If you want to bet on the Nov. 5 presidential election, you can’t do it legally in the U.S. through regulated betting platforms such as DraftKings and FanDuel.
But you can bet through online election prediction markets, said Koleman Strumpf, an economics professor at Wake Forest University.
In some non-U.S. jurisdictions, commercial betting companies can legally accept wagers on the U.S. presidential election based on odds favoring one candidate or the other.
Prediction markets are different. They allow people to go online and put money on various questions, such as, “Who will win the presidency?”
For instance, the question might be, “Will (Candidate X) be the 47th U.S.president?” You can buy the “yes” answer or the “no” answer. There won’t be any betting odds, as with commercial bookmakers handling sporting events.
By the end of the first week of October, a “yes” vote for Democrat Kamala Harris cost 53 cents per contract (to win $1) on the New Zealand-based market PredictIt, while a “yes” vote for Republican Donald Trump cost 50 cents.
During a recent interview on Gambling.com’s “The Edge,” Strumpf noted that one difference between commercial bookmakers and prediction markets is that bettors who go to legal sportsbooks to place a wager on athletic events are betting against the bookmaker based on the betting line the bookmaker sets.
With prediction markets, participants are betting against other participants, with prices fluctuating instantly depending upon events during the race, such as a new campaign ad or a candidate’s misstep.
Prediction markets can offer a more timely read than polling on what the public is thinking about a candidate’s chances. An example of this occurred in July when Trump was shot in Pennsylvania, Strumpf said. The markets changed immediately after the shooting and again moments later when Trump, with blood on his face from a bullet grazing his right ear, pumped his fist in the air.
During the interview, Strumpf also discussed legal issues and other challenges facing prediction markets seeking to allow election betting in the U.S., creating, in some cases, a “legal gray zone.”
The legal issue arose again during the first week of October when, as CNBC reported, the commodities exchange Kalshi resumed taking bets on the outcome of the 2024 congressional elections and the presidential race “hours after a federal appeals court in Washington, D.C., lifted a legal freeze on such contracts.”
U.S.-based Kalshi plans to accept bets of up to $100 million, according to Politico. Most prediction markets only accept smaller totals, Strumpf said.
The legal challenge stems in part from a concern by the U.S. Commodity Futures Trading Commission that political betting could undermine the integrity of elections.

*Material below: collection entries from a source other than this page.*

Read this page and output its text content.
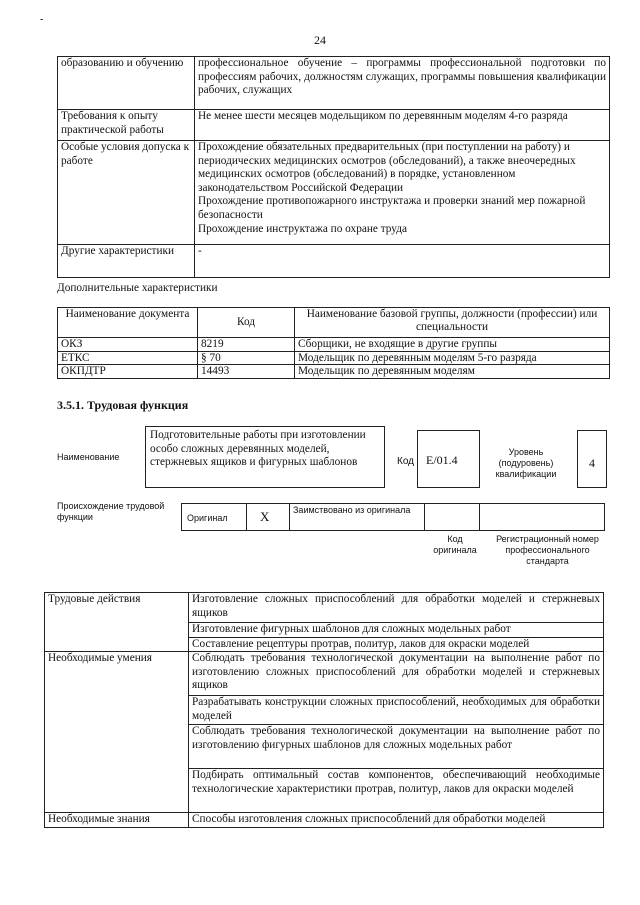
-
24
образованию и обучению	профессиональное обучение – программы профессиональной подготовки по профессиям рабочих, должностям служащих, программы повышения квалификации рабочих, служащих
Требования к опыту практической работы	Не менее шести месяцев модельщиком по деревянным моделям 4-го разряда
Особые условия допуска к работе	Прохождение обязательных предварительных (при поступлении на работу) и периодических медицинских осмотров (обследований), а также внеочередных медицинских осмотров (обследований) в порядке, установленном законодательством Российской Федерации
Прохождение противопожарного инструктажа и проверки знаний мер пожарной безопасности
Прохождение инструктажа по охране труда

Другие характеристики	-
Дополнительные характеристики
Наименование документа	Код	Наименование базовой группы, должности (профессии) или специальности
ОКЗ	8219	Сборщики, не входящие в другие группы
ЕТКС	§ 70	Модельщик по деревянным моделям 5-го разряда
ОКПДТР	14493	Модельщик по деревянным моделям
3.5.1. Трудовая функция
Наименование
Подготовительные работы при изготовлении особо сложных деревянных моделей, стержневых ящиков и фигурных шаблонов	Код E/01.4
Уровень (подуровень) квалификации
4
Происхождение трудовой функции	Оригинал X	Заимствовано из оригинала
Код оригинала
Регистрационный номер профессионального стандарта
Трудовые действия	Изготовление сложных приспособлений для обработки моделей и стержневых ящиков
	Изготовление фигурных шаблонов для сложных модельных работ
	Составление рецептуры протрав, политур, лаков для окраски моделей
Необходимые умения	Соблюдать требования технологической документации на выполнение работ по изготовлению сложных приспособлений для обработки моделей и стержневых ящиков
	Разрабатывать конструкции сложных приспособлений, необходимых для обработки моделей
	Соблюдать требования технологической документации на выполнение работ по изготовлению фигурных шаблонов для сложных модельных работ
	Подбирать оптимальный состав компонентов, обеспечивающий необходимые технологические характеристики протрав, политур, лаков для окраски моделей
Необходимые знания	Способы изготовления сложных приспособлений для обработки моделей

The CFTC is continuing to appeal.
In the Gambling.com interview conducted days before the appeals court decision, Strumpf addressed whether legalizing political betting would create situations where people could manipulate elections to win bets.
“It’s very, very hard to do this,” he said. “I would argue that I don’t see any evidence of this in any of the work I’ve done looking at hundreds of years of elections.”
He noted that whether these markets are legal or not, they won’t disappear.
“The exact analogy is sports betting,” he said, adding that there was a lot of illegal sports betting in the country prior to a 2018 U.S. Supreme Court decision opening the door to legal wagering nationwide beyond just Nevada. Bllions of dollars were wagered on sports, Strumpf said, but it was all done illegally.
He said a better solution would be to “put it above board and legalize it and regulate it.”